L’analyse archéologique des élévations a permis de mettre ces nouvelles fondations en relation avec les portes condamnées dans les murs extérieurs et avec les bases des pilastres des façades. Plusieurs indices convergent ainsi pour identifier la réduction d’un projet plus ambitieux vers la fin du règne de François Ier. Les fondations des refends d’origine sont surdimensionnées et suggèrent la prévision d’un édifice sur plusieurs niveaux tandis que celles du deuxième état sont plus cohérentes avec un résultat final sur un seul niveau. Une vaste fosse latrine voûtée a été enregistrée à l’extrémité est de l’aile sud, configurée pour recevoir plusieurs descentes de latrines : l’édifice devait donc avoir des étages supérieurs. Un dessin de de l’architecte Jacques Androuet du Cerceau figure ainsi l’état projeté de l’aile sud des communs qui devait se développer sur deux étages pour accommoder le nombreux personnel de service, nécessaire au fonctionnement du château et de la cour.
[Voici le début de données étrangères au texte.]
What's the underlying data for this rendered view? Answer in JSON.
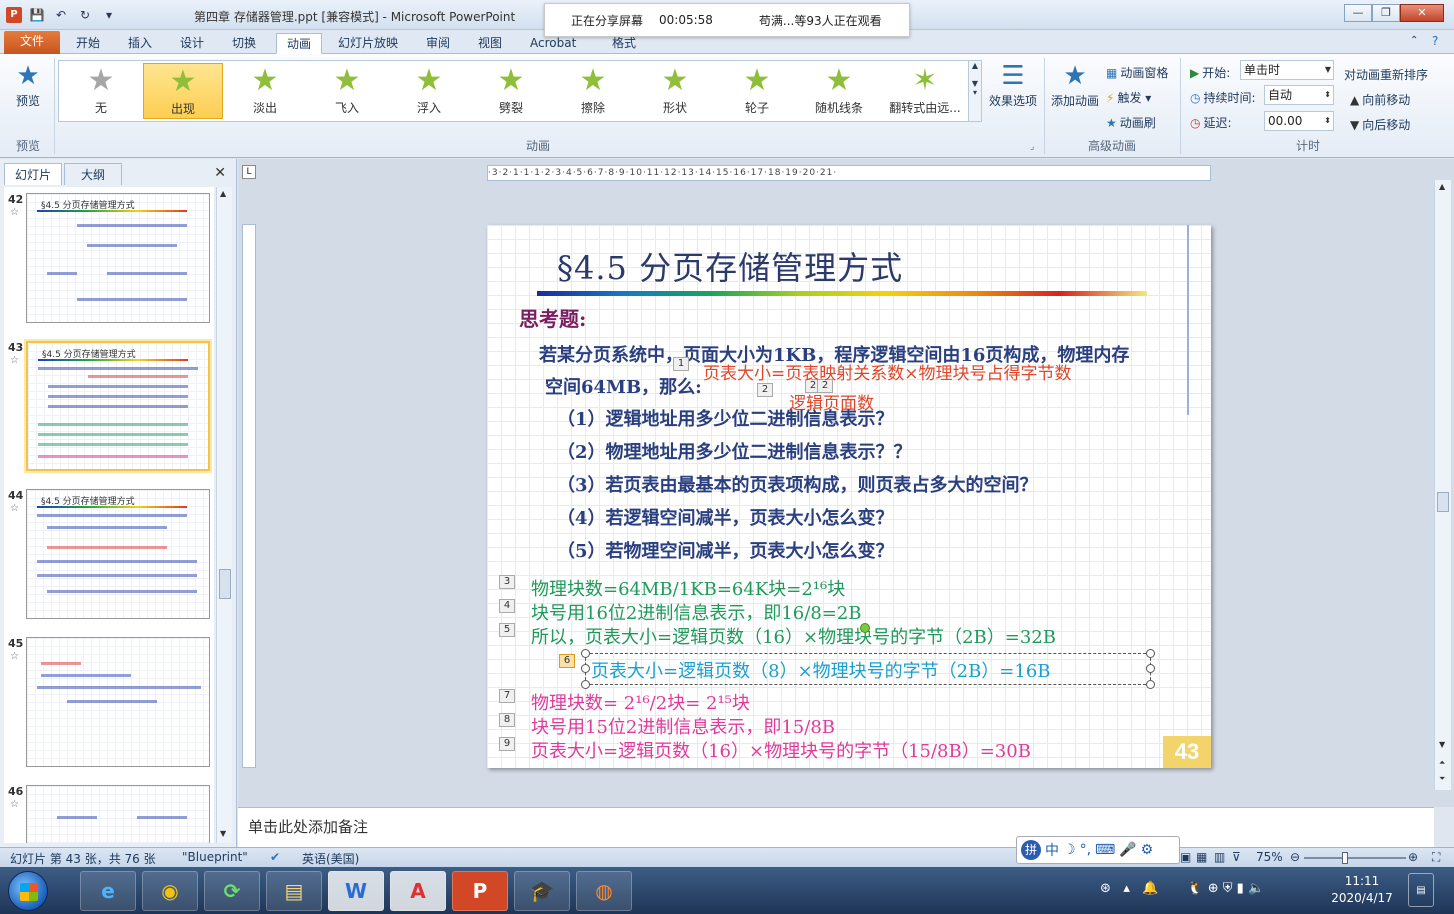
{
  "window": {
    "title": "第四章 存储器管理.ppt [兼容模式] - Microsoft PowerPoint",
    "app_icon": "P",
    "share_banner": {
      "status": "正在分享屏幕",
      "time": "00:05:58",
      "viewers": "苟满...等93人正在观看"
    }
  },
  "tabs": [
    "文件",
    "开始",
    "插入",
    "设计",
    "切换",
    "动画",
    "幻灯片放映",
    "审阅",
    "视图",
    "Acrobat",
    "格式"
  ],
  "ribbon": {
    "preview": {
      "label": "预览",
      "group": "预览"
    },
    "animations": [
      {
        "label": "无"
      },
      {
        "label": "出现"
      },
      {
        "label": "淡出"
      },
      {
        "label": "飞入"
      },
      {
        "label": "浮入"
      },
      {
        "label": "劈裂"
      },
      {
        "label": "擦除"
      },
      {
        "label": "形状"
      },
      {
        "label": "轮子"
      },
      {
        "label": "随机线条"
      },
      {
        "label": "翻转式由远..."
      }
    ],
    "animation_group": "动画",
    "effect_options": "效果选项",
    "add_animation": "添加动画",
    "anim_pane": "动画窗格",
    "trigger": "触发",
    "anim_painter": "动画刷",
    "advanced_group": "高级动画",
    "start_label": "开始:",
    "start_value": "单击时",
    "duration_label": "持续时间:",
    "duration_value": "自动",
    "delay_label": "延迟:",
    "delay_value": "00.00",
    "reorder_title": "对动画重新排序",
    "move_earlier": "向前移动",
    "move_later": "向后移动",
    "timing_group": "计时"
  },
  "left_panel": {
    "tab_slides": "幻灯片",
    "tab_outline": "大纲",
    "thumbs": [
      {
        "num": "42",
        "title": "§4.5 分页存储管理方式"
      },
      {
        "num": "43",
        "title": "§4.5 分页存储管理方式"
      },
      {
        "num": "44",
        "title": "§4.5 分页存储管理方式"
      },
      {
        "num": "45",
        "title": ""
      },
      {
        "num": "46",
        "title": ""
      }
    ]
  },
  "ruler": {
    "top": "·3·2·1·1·1·2·3·4·5·6·7·8·9·10·11·12·13·14·15·16·17·18·19·20·21·",
    "corner": "L"
  },
  "slide": {
    "title": "§4.5  分页存储管理方式",
    "question_head": "思考题:",
    "intro_line1": "若某分页系统中，页面大小为1KB，程序逻辑空间由16页构成，物理内存",
    "intro_line2": "空间64MB，那么:",
    "red_annotation1": "页表大小=页表映射关系数×物理块号占得字节数",
    "red_annotation2": "逻辑页面数",
    "questions": [
      "（1）逻辑地址用多少位二进制信息表示？",
      "（2）物理地址用多少位二进制信息表示？？",
      "（3）若页表由最基本的页表项构成，则页表占多大的空间？",
      "（4）若逻辑空间减半，页表大小怎么变？",
      "（5）若物理空间减半，页表大小怎么变？"
    ],
    "tags": [
      "1",
      "2",
      "2",
      "2",
      "3",
      "4",
      "5",
      "6",
      "7",
      "8",
      "9"
    ],
    "answers_green": [
      "物理块数=64MB/1KB=64K块=2¹⁶块",
      "块号用16位2进制信息表示，即16/8=2B",
      "所以，页表大小=逻辑页数（16）×物理块号的字节（2B）=32B"
    ],
    "answer_cyan": "页表大小=逻辑页数（8）×物理块号的字节（2B）=16B",
    "answers_pink": [
      "物理块数= 2¹⁶/2块= 2¹⁵块",
      "块号用15位2进制信息表示，即15/8B",
      "页表大小=逻辑页数（16）×物理块号的字节（15/8B）=30B"
    ],
    "page_number": "43"
  },
  "notes_placeholder": "单击此处添加备注",
  "status": {
    "slide_info": "幻灯片 第 43 张，共 76 张",
    "theme": "\"Blueprint\"",
    "language": "英语(美国)",
    "zoom": "75%"
  },
  "ime": {
    "lang": "中",
    "logo": "拼"
  },
  "taskbar": {
    "apps": [
      {
        "name": "ie",
        "label": "e"
      },
      {
        "name": "chrome",
        "label": "◉"
      },
      {
        "name": "refresh",
        "label": "⟳"
      },
      {
        "name": "explorer",
        "label": "▤"
      },
      {
        "name": "word",
        "label": "W"
      },
      {
        "name": "acrobat",
        "label": "A"
      },
      {
        "name": "powerpoint",
        "label": "P"
      },
      {
        "name": "graduation",
        "label": "🎓"
      },
      {
        "name": "firefox",
        "label": "◍"
      }
    ],
    "clock_time": "11:11",
    "clock_date": "2020/4/17"
  },
  "colors": {
    "accent": "#c55520",
    "title_color": "#2c3a6b",
    "question_color": "#2a3f7f",
    "green": "#1e9a5a",
    "cyan": "#1a9fcf",
    "pink": "#e03a9d",
    "red": "#e0462a"
  }
}
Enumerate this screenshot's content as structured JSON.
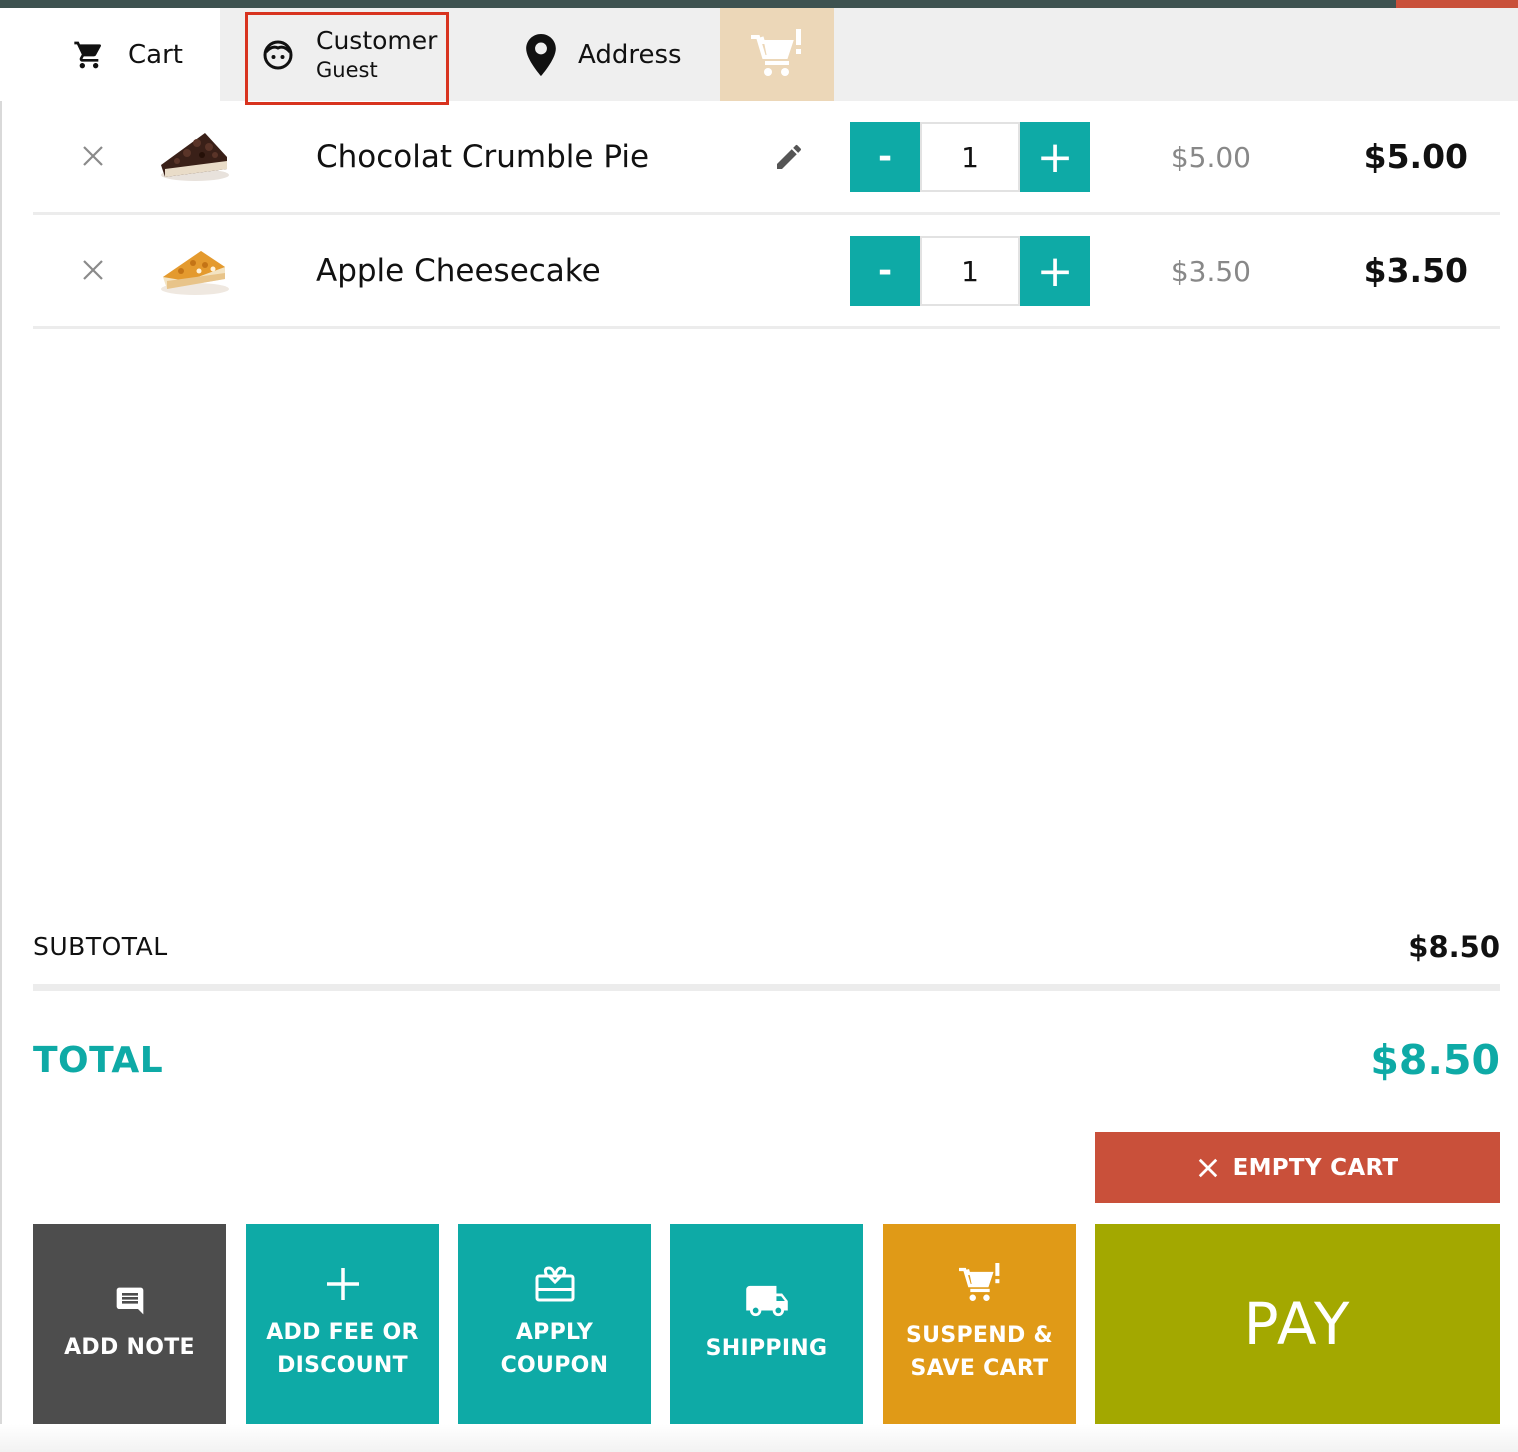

Relevé du parement intérieur du mur sud montrant les différentes étapes de construction. © S. Bryant, Inrap
L’aire Renaissance mise à nu
La fouille de la cour a découvert les surfaces de travail du chantier Renaissance, matérialisées par des épandages de tuffeau écrasé (provenant de la taille des pierres) et par des croûtes de mortier qui formaient de véritables sols en dur. Il s’agissait en fait des aires de gâchage du mortier à même le sol ou en petites cuvettes au pied de l’œuvre. Dans les premières assises des élévations, quelques maladresses dans l’implantation des communs sur les fondations reflètent les hésitations des équipes successives entre 1519 et 1524.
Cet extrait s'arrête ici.